Currently, 69 percent of Americans disapprove of the way President Bush is doing his job. That is the highest disapproval rating since Gallup began polling 70 years ago—higher than Lyndon Johnson during the Vietnam War, Richard Nixon during Watergate, or Jimmy Carter during the Iran hostage crisis.
Today, notes polling expert Karlyn Bowman of the American Enterprise Institute, more Americans think the country is on the wrong track than at any time since the late 1970s—which set the stage for the Republican resurgence of 1980, led by Ronald Reagan. The sentiment is even more negative now than it was in 1992, when the GOP lost the White House. Some 63 percent see the Iraq war as a mistake.
Bush's troubles have sent voters fleeing from his party. In 2004, 47 percent of Americans leaned toward the Democratic Party, with 44 percent leaning Republican—a 3-point difference. Today, it's 51 to 38 in favor of the Democrats—a gap of 13 percentage points.
To win, McCain will have to pry away a lot of voters who currently find the GOP unappealing. Obama (or Clinton), by contrast, will have only to avoid alienating those who are already favorably inclined to a change.
Issue after issue also promises to hurt Republicans. Among the topics creating the most anxiety are the economy, domestic matters like health care and immigration, and Iraq. Of those, immigration is the only one that might not favor the Democrats.
Richard Norton Smith, a historian who has run the presidential libraries of Republicans Herbert Hoover, Dwight Eisenhower, Gerald Ford and Ronald Reagan, is pessimistic about the party's prospects. He thinks the correct analogy is not 1988 but 1920 or 1952—when an unpopular war and an equally unpopular president spelled doom for the party in the White House. He thinks 2008 is shaping up not only as a narrow defeat for the GOP but a decisive "repudiation."
Many Republicans see Barack Obama as the natural heir of George McGovern—an antiwar liberal with an avid but narrow base who is perfectly positioned to lose. They are also reminded of Michael Dukakis and his difficulty connecting with white males and working-class voters.
But Smith sees a big difference: In 1988, when Dukakis lost, the outgoing Republican president was popular, with an approval rating above 50 percent. Not so today.
Against trends like this, he strongly doubts that voters will put much weight on factors like Obama's associations with radical preachers or his flag-free lapel. Thanks to the Democratic contest, those matters have been fully aired, without fatal effect, and they are likely to sound stale and irrelevant by November.

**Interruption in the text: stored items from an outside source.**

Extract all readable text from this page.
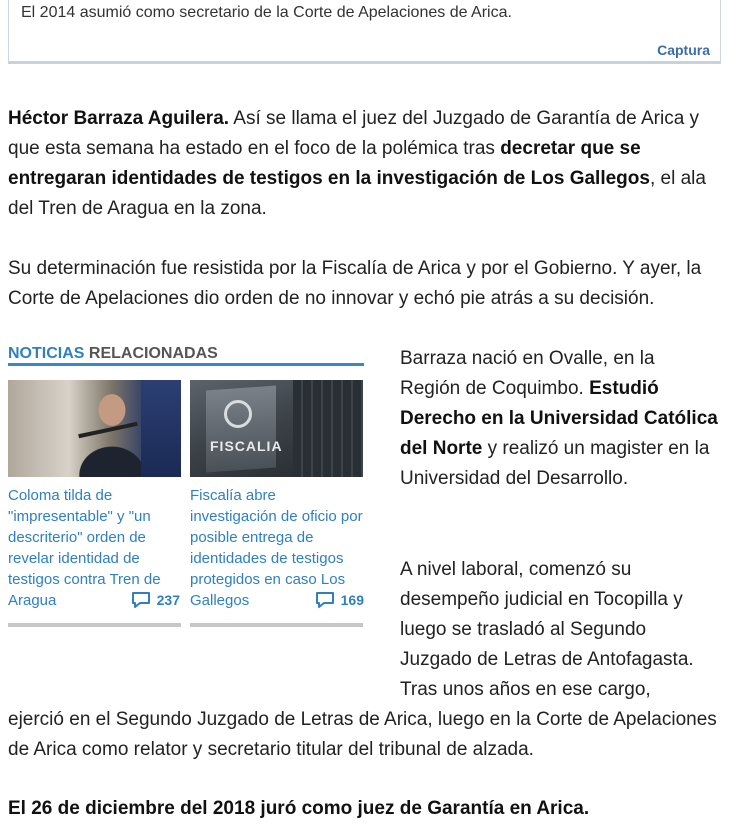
El 2014 asumió como secretario de la Corte de Apelaciones de Arica.
Captura

Héctor Barraza Aguilera. Así se llama el juez del Juzgado de Garantía de Arica y que esta semana ha estado en el foco de la polémica tras decretar que se entregaran identidades de testigos en la investigación de Los Gallegos, el ala del Tren de Aragua en la zona.

Su determinación fue resistida por la Fiscalía de Arica y por el Gobierno. Y ayer, la Corte de Apelaciones dio orden de no innovar y echó pie atrás a su decisión.

NOTICIAS RELACIONADAS
Coloma tilda de "impresentable" y "un descriterio" orden de revelar identidad de testigos contra Tren de Aragua	237
FISCALIA
Fiscalía abre investigación de oficio por posible entrega de identidades de testigos protegidos en caso Los Gallegos	169

Barraza nació en Ovalle, en la Región de Coquimbo. Estudió Derecho en la Universidad Católica del Norte y realizó un magister en la Universidad del Desarrollo.

A nivel laboral, comenzó su desempeño judicial en Tocopilla y luego se trasladó al Segundo Juzgado de Letras de Antofagasta. Tras unos años en ese cargo,

ejerció en el Segundo Juzgado de Letras de Arica, luego en la Corte de Apelaciones de Arica como relator y secretario titular del tribunal de alzada.

El 26 de diciembre del 2018 juró como juez de Garantía en Arica.
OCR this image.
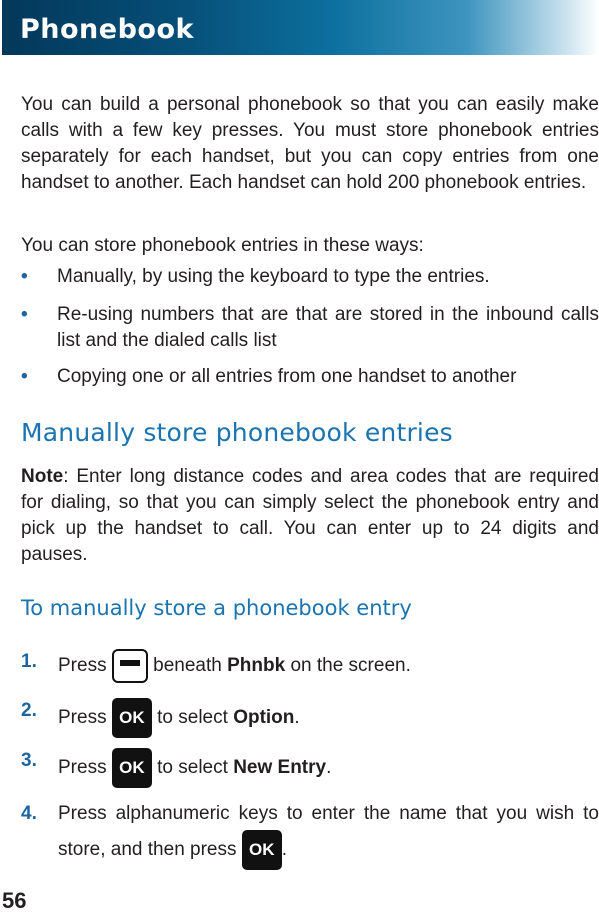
Phonebook

You can build a personal phonebook so that you can easily make calls with a few key presses. You must store phonebook entries separately for each handset, but you can copy entries from one handset to another. Each handset can hold 200 phonebook entries.

You can store phonebook entries in these ways:

• Manually, by using the keyboard to type the entries.
• Re-using numbers that are that are stored in the inbound calls list and the dialed calls list
• Copying one or all entries from one handset to another
Manually store phonebook entries

Note: Enter long distance codes and area codes that are required for dialing, so that you can simply select the phonebook entry and pick up the handset to call. You can enter up to 24 digits and pauses.

To manually store a phonebook entry
1. Press beneath Phnbk on the screen.
2. Press OK to select Option.
3. Press OK to select New Entry.
4. Press alphanumeric keys to enter the name that you wish to store, and then press OK .

56
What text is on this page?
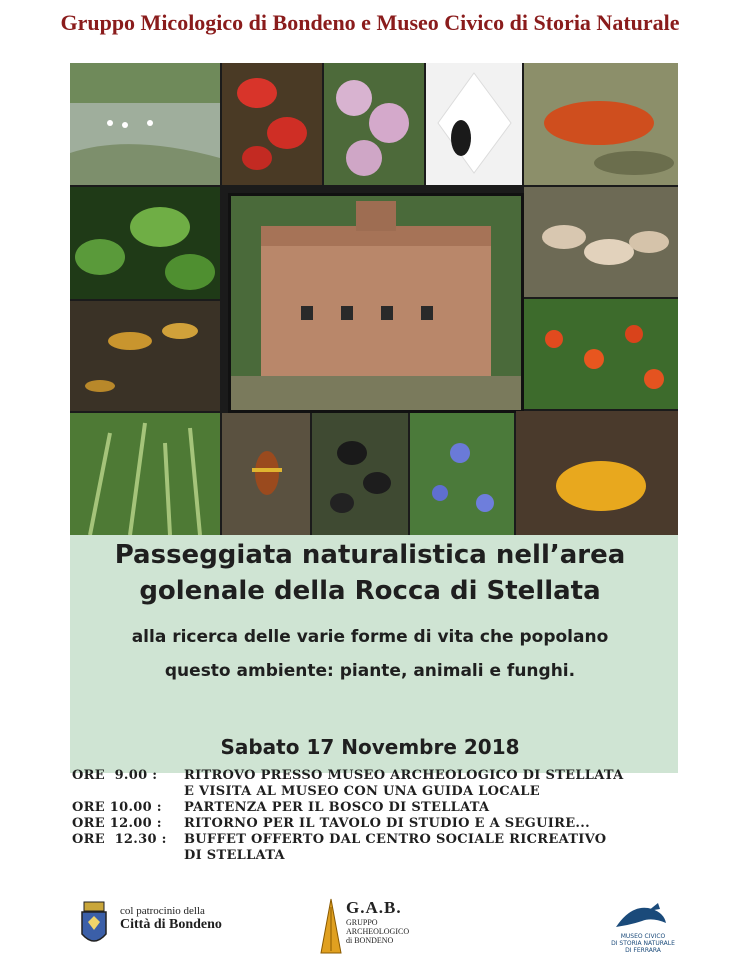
Gruppo Micologico di Bondeno e Museo Civico di Storia Naturale
Passeggiata naturalistica nell’area
golenale della Rocca di Stellata
alla ricerca delle varie forme di vita che popolano
questo ambiente: piante, animali e funghi.
Sabato 17 Novembre 2018
ORE  9.00 :	RITROVO PRESSO MUSEO ARCHEOLOGICO DI STELLATA
E VISITA AL MUSEO CON UNA GUIDA LOCALE
ORE 10.00 :	PARTENZA PER IL BOSCO DI STELLATA
ORE 12.00 :	RITORNO PER IL TAVOLO DI STUDIO E A SEGUIRE...
ORE  12.30 :	BUFFET OFFERTO DAL CENTRO SOCIALE RICREATIVO
DI STELLATA
col patrocinio della
Città di Bondeno
G.A.B.
GRUPPO
ARCHEOLOGICO
di BONDENO	MUSEO CIVICO
DI STORIA NATURALE
DI FERRARA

In his view, the portents are all ominous for the Republican Party and its nominee. "Why do you think the race started so early? Why do you think turnout has been so high?" he asks. "A desire to put this chapter behind us."
The fallout is already apparent. In recent months, Republicans have lost two special elections to fill seats that had been GOP strongholds. Those shocks prompted former House Speaker Newt Gingrich to warn that come November, his party faces the prospect of "a real disaster."
The bad news for Republicans is that objective factors are conspiring to produce a Democratic victory. The good news? If the Democrats can't win this year, they may never.